Arram picked it up and turned it over in his hands. Despite the bother, he was sad that his spell was gone. The surge of excitement had faded, too, leaving him no idea of how to call it back.
Girisunika was furious. ‘Who helped him?’ she demanded, glaring at Arram’s classmates. She was so angry she ignored the newly arrived masters. ‘He’s a child – he couldn’t do it himself! Which of you vile parasites connived at this?’
Master Cosmas thumped his ebony walking stick on the floor. ‘Master Girisunika, control yourself!’ he commanded. He surveyed the room. ‘Youngsters, report to Hulak in the kitchen gardens. Let us see if you remember the difference between coriander and weeds.’ As Arram’s fellows gathered their things and filed out of the classroom, Master Cosmas added, ‘Girisunika, Arram Draper, come with us.’
Masters Cosmas and Girisunika drew ahead as they walked through the marble halls. Arram, who had been raised to be polite, kept pace with the slower old woman. They had not gone far before she asked, ‘Did you have help from the others?’
Arram looked at her. ‘No, Master,’ he said. ‘They couldn’t have done it anyway. They aren’t very good.’
The woman snorted. ‘They are perfectly suited to those studies for their age, young man – as you should be. I am Master Sebo Orimiri. Who are you?’
Arram bowed as he’d been taught. ‘I’m Arram Draper.’
‘So you are the Draper lad.

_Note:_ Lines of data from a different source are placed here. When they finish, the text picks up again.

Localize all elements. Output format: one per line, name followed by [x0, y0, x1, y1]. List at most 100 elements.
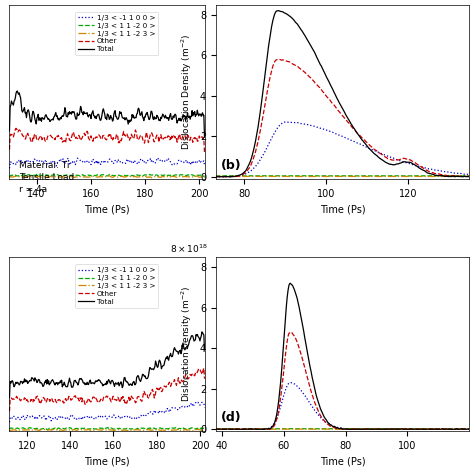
1/3 < 1 1 -2 0 >	[404, 173, 410, 179]
Total	[183, 345, 189, 350]
1/3 < 1 1 -2 0 >	[328, 173, 334, 179]
Other	[122, 400, 128, 406]
1/3 < 1 1 -2 3 >	[363, 426, 369, 432]
X-axis label: Time (Ps): Time (Ps)	[319, 456, 365, 466]
1/3 < 1 1 -2 0 >	[278, 173, 284, 179]
1/3 < 1 1 -2 0 >	[123, 173, 129, 178]
Other	[279, 389, 284, 395]
Other	[7, 398, 13, 403]
1/3 < 1 1 -2 3 >	[123, 174, 128, 180]
Other	[172, 134, 177, 140]
1/3 < 1 1 -2 3 >	[362, 173, 368, 179]
1/3 < 1 1 -2 3 >	[123, 428, 128, 433]
Line: 1/3 < -1 1 0 0 >: 1/3 < -1 1 0 0 >	[9, 402, 204, 422]
1/3 < 1 1 -2 3 >	[122, 427, 128, 433]
Other	[219, 174, 225, 180]
Other	[201, 376, 207, 382]
1/3 < 1 1 -2 0 >	[104, 425, 110, 430]
Text: $8\times10^{18}$: $8\times10^{18}$	[170, 0, 208, 3]
1/3 < -1 1 0 0 >	[126, 159, 132, 164]
1/3 < 1 1 -2 3 >	[184, 428, 190, 433]
Other	[213, 426, 219, 432]
Total	[199, 329, 205, 335]
1/3 < 1 1 -2 3 >	[258, 173, 264, 179]
1/3 < 1 1 -2 3 >	[213, 426, 219, 432]
1/3 < 1 1 -2 3 >	[315, 426, 321, 432]
Other	[328, 99, 334, 105]
1/3 < 1 1 -2 3 >	[123, 174, 129, 180]
Total	[404, 159, 410, 165]
Other	[123, 131, 129, 137]
1/3 < 1 1 -2 0 >	[185, 426, 191, 432]
Other	[126, 394, 132, 400]
1/3 < -1 1 0 0 >	[466, 173, 472, 178]
Text: $8\times10^{18}$: $8\times10^{18}$	[170, 243, 208, 255]
1/3 < -1 1 0 0 >	[7, 161, 13, 166]
1/3 < -1 1 0 0 >	[213, 427, 219, 432]
Other	[328, 424, 334, 429]
1/3 < -1 1 0 0 >	[123, 161, 128, 166]
Total	[258, 426, 264, 432]
Line: Total: Total	[216, 283, 469, 429]
1/3 < 1 1 -2 3 >	[258, 426, 264, 432]
Other	[201, 150, 207, 155]
Line: Other: Other	[216, 59, 469, 177]
1/3 < 1 1 -2 3 >	[466, 174, 472, 180]
1/3 < 1 1 -2 0 >	[278, 426, 284, 431]
Line: Other: Other	[9, 368, 204, 411]
Other	[383, 155, 389, 160]
Total	[201, 134, 207, 140]
1/3 < 1 1 -2 0 >	[328, 426, 333, 431]
Other	[171, 379, 177, 384]
Line: 1/3 < 1 1 -2 0 >: 1/3 < 1 1 -2 0 >	[9, 428, 204, 429]
1/3 < -1 1 0 0 >	[328, 423, 334, 428]
Other	[201, 365, 207, 371]
Total	[213, 174, 219, 180]
1/3 < 1 1 -2 3 >	[7, 428, 12, 434]
1/3 < 1 1 -2 3 >	[7, 175, 12, 181]
1/3 < 1 1 -2 0 >	[382, 426, 388, 431]
Total	[172, 112, 177, 118]
1/3 < -1 1 0 0 >	[7, 165, 12, 171]
1/3 < -1 1 0 0 >	[278, 121, 284, 127]
X-axis label: Time (Ps): Time (Ps)	[84, 204, 130, 214]
Other	[7, 133, 13, 138]
Other	[7, 147, 12, 153]
Total	[184, 114, 190, 120]
Other	[213, 174, 219, 180]
Total	[383, 427, 389, 432]
Text: (b): (b)	[221, 159, 241, 172]
Other	[363, 139, 369, 145]
Other	[183, 374, 189, 380]
1/3 < 1 1 -2 3 >	[126, 427, 132, 433]
1/3 < 1 1 -2 0 >	[127, 173, 132, 179]
Total	[258, 107, 264, 112]
Line: Total: Total	[9, 332, 204, 398]
1/3 < 1 1 -2 0 >	[7, 425, 13, 431]
Y-axis label: Dislocation Density (m$^{-2}$): Dislocation Density (m$^{-2}$)	[180, 34, 194, 150]
1/3 < 1 1 -2 0 >	[184, 173, 190, 178]
1/3 < -1 1 0 0 >	[122, 414, 128, 419]
1/3 < 1 1 -2 3 >	[106, 173, 111, 179]
Total	[328, 422, 334, 428]
1/3 < 1 1 -2 3 >	[201, 175, 207, 181]
1/3 < 1 1 -2 0 >	[461, 426, 466, 431]
1/3 < 1 1 -2 3 >	[405, 426, 410, 432]
X-axis label: Time (Ps): Time (Ps)	[319, 204, 365, 214]
Total	[275, 8, 281, 14]
Text: Material: Ti
Tensile Load
r = 4a: Material: Ti Tensile Load r = 4a	[19, 162, 74, 194]
Text: (d): (d)	[221, 411, 241, 424]
Total	[7, 128, 12, 134]
1/3 < -1 1 0 0 >	[155, 155, 160, 161]
Total	[7, 104, 13, 110]
1/3 < -1 1 0 0 >	[7, 415, 13, 421]
1/3 < -1 1 0 0 >	[282, 119, 288, 125]
Other	[363, 427, 369, 432]
Line: Total: Total	[216, 11, 469, 177]
1/3 < 1 1 -2 0 >	[123, 173, 128, 179]
Line: Total: Total	[9, 91, 204, 137]
1/3 < -1 1 0 0 >	[201, 404, 207, 410]
1/3 < -1 1 0 0 >	[405, 427, 410, 432]
1/3 < 1 1 -2 0 >	[404, 426, 410, 431]
Line: 1/3 < 1 1 -2 0 >: 1/3 < 1 1 -2 0 >	[9, 174, 204, 177]
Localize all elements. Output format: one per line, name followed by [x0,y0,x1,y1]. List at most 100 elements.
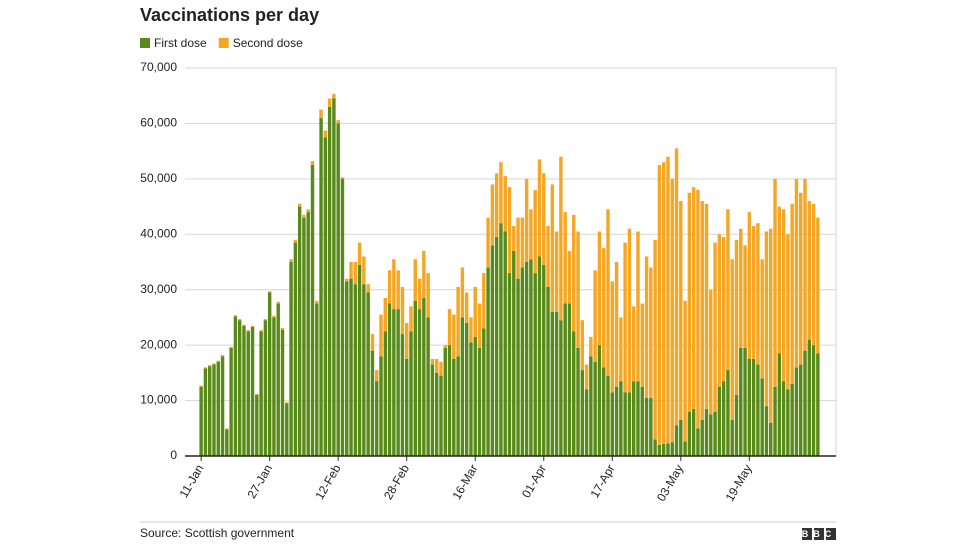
bar [207,365,212,367]
bar [636,381,640,456]
bar [649,267,653,398]
bar [640,303,644,387]
bar [816,217,820,354]
bar [199,386,203,456]
bar [751,359,756,456]
bar [246,331,250,456]
bar [370,334,375,351]
bar [614,386,619,456]
bar [747,212,752,359]
logo: BBC [802,528,836,540]
bar [546,225,550,287]
bar [272,317,276,456]
bar [653,439,657,456]
bar [602,248,606,368]
bar [345,281,349,456]
bar [349,262,353,279]
bar [443,345,447,348]
bar [653,239,657,440]
bar [297,206,302,456]
bar [280,329,285,456]
bar [593,361,597,456]
bar [803,350,807,456]
bar [567,250,572,304]
bar [259,330,263,332]
bar [340,178,345,456]
bar [542,264,546,456]
bar [696,189,700,429]
bar [447,309,452,346]
bar [293,239,298,243]
bar [550,311,555,456]
bar [285,402,289,404]
bar [255,395,259,456]
bar [246,330,250,332]
bar [790,383,794,456]
x-tick-label: 12-Feb [312,462,343,502]
bar [422,298,426,456]
bar [297,203,302,207]
bar [225,428,229,430]
bar [306,212,310,456]
bar [242,325,246,456]
bar [631,381,636,456]
bar [216,360,220,362]
bar [302,214,306,218]
bar [563,303,567,456]
bar [559,156,563,321]
bar [473,336,477,456]
bar [567,303,572,456]
bar [700,419,704,456]
bar [704,203,709,409]
bar [674,425,679,456]
bar [315,303,319,456]
bar [233,315,238,317]
bar [679,419,683,456]
bar [777,353,782,456]
bar [533,189,537,274]
bar [229,346,233,348]
bar [524,178,529,262]
x-tick-label: 16-Mar [449,462,480,502]
bar [636,231,640,382]
bar [687,411,692,456]
bar [327,98,332,107]
legend-swatch [218,38,229,48]
bar [572,331,576,456]
bar [799,364,803,456]
bar [764,231,769,407]
bar [250,325,255,327]
bar [336,120,340,124]
bar [229,347,233,456]
bar [237,320,242,456]
bar [452,314,456,359]
bar [216,361,220,456]
bar [644,397,649,456]
bar [589,336,593,357]
bar [439,375,443,456]
bar [327,106,332,457]
bar [387,303,392,456]
bar [417,278,422,310]
bar [576,231,580,348]
bar [203,368,208,456]
bar [777,206,782,354]
bar [683,300,687,442]
x-tick-label: 11-Jan [176,462,206,500]
bar [289,259,293,262]
bar [207,366,212,456]
bar [405,359,409,456]
bar [400,286,405,335]
legend-swatch [140,38,150,48]
bar [503,231,507,456]
bar [280,327,285,330]
bar [807,201,812,340]
bar [730,259,734,420]
bar [494,237,499,456]
bar [267,291,272,293]
y-tick-label: 50,000 [140,171,177,185]
bar [237,319,242,321]
bar [726,370,730,456]
bar [717,234,722,387]
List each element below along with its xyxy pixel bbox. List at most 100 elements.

That explains a great deal.’ She walked on, making him trot to catch up.
‘It explains something?’ It was accepted in the Lower Academy that nothing explained the strange events that happened around Arram. ‘Whatever it explains, I probably didn’t do it on purpose,’ the boy added.
‘Tell me, what is your favourite place in the university?’
Arram looked at the master, sensing a trap but unable to figure out what manner of danger it could possibly hold. In the end he decided honesty would probably get him in the least amount of trouble. ‘The river. Or – or the gardens. But usually the library, Master Sebo.’
‘Only the Lower Academy library?’ She glanced at him and smiled. ‘The truth, lad. I’ll know if you lie.’
Something about her convinced him that she meant what she said. ‘No, Master. The mages’ library for the Upper Academy.’
‘Indeed!’ He seemed to have surprised her. ‘Not the Upper Academy? Aren’t the mages’ books too difficult?’
‘Most of them,’ he admitted. ‘Usually I read encyclopedias and books like that. They aren’t too hard, and I can look up the parts I don’t understand.’
‘I see. And how do you get past the librarians?’
‘There is this one book … The spells make me seem like part of the background.’ Arram smiled.
‘But surely, when you move, they notice.’
‘There was a note that you shouldn’t move when people look at you,’ Arram said.
‘Very practical. And this spell is useful, I take it? Not just for reading?’ Master Sebo asked drily.